Он не щадил никого и ничего, когда представлялась возможность отпустить меткое словцо.
Как-то в одном из парижских салонов дама с излишне заметным пушком над верхней губой, рассказывала нескончаемые истории, навевавшие смертельную скуку на окружающих.
— Эта мужественная дама,— сказал Ривароль нарочито громко,— может занимать своими историями до утра.
В другой раз он встретил известного баснописца Флориана, которого считал бездарностью. Из кармана поэта торчала рукопись. Ривароль, похлопав его по плечу, сказал:
— Будьте осторожны, месье Флориан, если вас не узнают, то могут обокрасть.

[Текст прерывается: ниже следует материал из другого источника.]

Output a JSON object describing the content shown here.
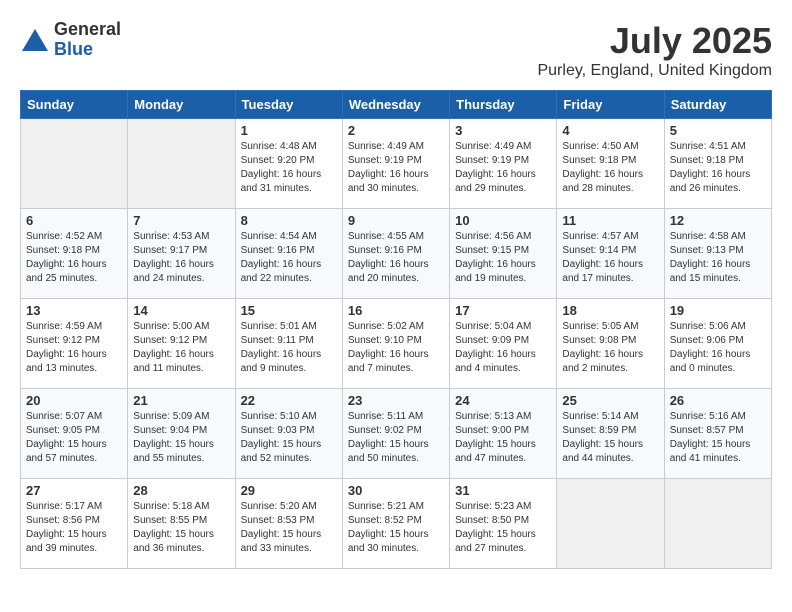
{
  "logo": {
    "general": "General",
    "blue": "Blue"
  },
  "title": "July 2025",
  "location": "Purley, England, United Kingdom",
  "weekdays": [
    "Sunday",
    "Monday",
    "Tuesday",
    "Wednesday",
    "Thursday",
    "Friday",
    "Saturday"
  ],
  "weeks": [
    [
      {
        "day": null
      },
      {
        "day": null
      },
      {
        "day": "1",
        "sunrise": "Sunrise: 4:48 AM",
        "sunset": "Sunset: 9:20 PM",
        "daylight": "Daylight: 16 hours and 31 minutes."
      },
      {
        "day": "2",
        "sunrise": "Sunrise: 4:49 AM",
        "sunset": "Sunset: 9:19 PM",
        "daylight": "Daylight: 16 hours and 30 minutes."
      },
      {
        "day": "3",
        "sunrise": "Sunrise: 4:49 AM",
        "sunset": "Sunset: 9:19 PM",
        "daylight": "Daylight: 16 hours and 29 minutes."
      },
      {
        "day": "4",
        "sunrise": "Sunrise: 4:50 AM",
        "sunset": "Sunset: 9:18 PM",
        "daylight": "Daylight: 16 hours and 28 minutes."
      },
      {
        "day": "5",
        "sunrise": "Sunrise: 4:51 AM",
        "sunset": "Sunset: 9:18 PM",
        "daylight": "Daylight: 16 hours and 26 minutes."
      }
    ],
    [
      {
        "day": "6",
        "sunrise": "Sunrise: 4:52 AM",
        "sunset": "Sunset: 9:18 PM",
        "daylight": "Daylight: 16 hours and 25 minutes."
      },
      {
        "day": "7",
        "sunrise": "Sunrise: 4:53 AM",
        "sunset": "Sunset: 9:17 PM",
        "daylight": "Daylight: 16 hours and 24 minutes."
      },
      {
        "day": "8",
        "sunrise": "Sunrise: 4:54 AM",
        "sunset": "Sunset: 9:16 PM",
        "daylight": "Daylight: 16 hours and 22 minutes."
      },
      {
        "day": "9",
        "sunrise": "Sunrise: 4:55 AM",
        "sunset": "Sunset: 9:16 PM",
        "daylight": "Daylight: 16 hours and 20 minutes."
      },
      {
        "day": "10",
        "sunrise": "Sunrise: 4:56 AM",
        "sunset": "Sunset: 9:15 PM",
        "daylight": "Daylight: 16 hours and 19 minutes."
      },
      {
        "day": "11",
        "sunrise": "Sunrise: 4:57 AM",
        "sunset": "Sunset: 9:14 PM",
        "daylight": "Daylight: 16 hours and 17 minutes."
      },
      {
        "day": "12",
        "sunrise": "Sunrise: 4:58 AM",
        "sunset": "Sunset: 9:13 PM",
        "daylight": "Daylight: 16 hours and 15 minutes."
      }
    ],
    [
      {
        "day": "13",
        "sunrise": "Sunrise: 4:59 AM",
        "sunset": "Sunset: 9:12 PM",
        "daylight": "Daylight: 16 hours and 13 minutes."
      },
      {
        "day": "14",
        "sunrise": "Sunrise: 5:00 AM",
        "sunset": "Sunset: 9:12 PM",
        "daylight": "Daylight: 16 hours and 11 minutes."
      },
      {
        "day": "15",
        "sunrise": "Sunrise: 5:01 AM",
        "sunset": "Sunset: 9:11 PM",
        "daylight": "Daylight: 16 hours and 9 minutes."
      },
      {
        "day": "16",
        "sunrise": "Sunrise: 5:02 AM",
        "sunset": "Sunset: 9:10 PM",
        "daylight": "Daylight: 16 hours and 7 minutes."
      },
      {
        "day": "17",
        "sunrise": "Sunrise: 5:04 AM",
        "sunset": "Sunset: 9:09 PM",
        "daylight": "Daylight: 16 hours and 4 minutes."
      },
      {
        "day": "18",
        "sunrise": "Sunrise: 5:05 AM",
        "sunset": "Sunset: 9:08 PM",
        "daylight": "Daylight: 16 hours and 2 minutes."
      },
      {
        "day": "19",
        "sunrise": "Sunrise: 5:06 AM",
        "sunset": "Sunset: 9:06 PM",
        "daylight": "Daylight: 16 hours and 0 minutes."
      }
    ],
    [
      {
        "day": "20",
        "sunrise": "Sunrise: 5:07 AM",
        "sunset": "Sunset: 9:05 PM",
        "daylight": "Daylight: 15 hours and 57 minutes."
      },
      {
        "day": "21",
        "sunrise": "Sunrise: 5:09 AM",
        "sunset": "Sunset: 9:04 PM",
        "daylight": "Daylight: 15 hours and 55 minutes."
      },
      {
        "day": "22",
        "sunrise": "Sunrise: 5:10 AM",
        "sunset": "Sunset: 9:03 PM",
        "daylight": "Daylight: 15 hours and 52 minutes."
      },
      {
        "day": "23",
        "sunrise": "Sunrise: 5:11 AM",
        "sunset": "Sunset: 9:02 PM",
        "daylight": "Daylight: 15 hours and 50 minutes."
      },
      {
        "day": "24",
        "sunrise": "Sunrise: 5:13 AM",
        "sunset": "Sunset: 9:00 PM",
        "daylight": "Daylight: 15 hours and 47 minutes."
      },
      {
        "day": "25",
        "sunrise": "Sunrise: 5:14 AM",
        "sunset": "Sunset: 8:59 PM",
        "daylight": "Daylight: 15 hours and 44 minutes."
      },
      {
        "day": "26",
        "sunrise": "Sunrise: 5:16 AM",
        "sunset": "Sunset: 8:57 PM",
        "daylight": "Daylight: 15 hours and 41 minutes."
      }
    ],
    [
      {
        "day": "27",
        "sunrise": "Sunrise: 5:17 AM",
        "sunset": "Sunset: 8:56 PM",
        "daylight": "Daylight: 15 hours and 39 minutes."
      },
      {
        "day": "28",
        "sunrise": "Sunrise: 5:18 AM",
        "sunset": "Sunset: 8:55 PM",
        "daylight": "Daylight: 15 hours and 36 minutes."
      },
      {
        "day": "29",
        "sunrise": "Sunrise: 5:20 AM",
        "sunset": "Sunset: 8:53 PM",
        "daylight": "Daylight: 15 hours and 33 minutes."
      },
      {
        "day": "30",
        "sunrise": "Sunrise: 5:21 AM",
        "sunset": "Sunset: 8:52 PM",
        "daylight": "Daylight: 15 hours and 30 minutes."
      },
      {
        "day": "31",
        "sunrise": "Sunrise: 5:23 AM",
        "sunset": "Sunset: 8:50 PM",
        "daylight": "Daylight: 15 hours and 27 minutes."
      },
      {
        "day": null
      },
      {
        "day": null
      }
    ]
  ]
}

В 1790 году баливьерский аббат, намекая на несколько фривольные контрреволюционные памфлеты Ривароля, сказал ему:
— Разум нас погубит.
— Избавьте нас от него,— ответил Ривароль.
Он не давал пощады никому, даже своим доброжелателям. Не успев закрыть за собой дверь дома, куда его пригласили на обед, зная, что он на мели, Ривароль тут же начинал злословить о хозяевах.
Однажды вечером, выходя из гостей, приятель Ривароля заметил:
— Вы расточали свое красноречие перед весьма посредственными людьми.
— Меня толкнула на это боязнь стать слушателем.
Французский естествоиспытатель Бюффон помог Риваролю стать известной личностью в кругах парижских литераторов. Однажды при встрече с Риваролем он спросил его:
— Что вы думаете о моем сыне?
— Ваш сын — самая неудачная глава в вашей книге «Естественная история»,—ответил он.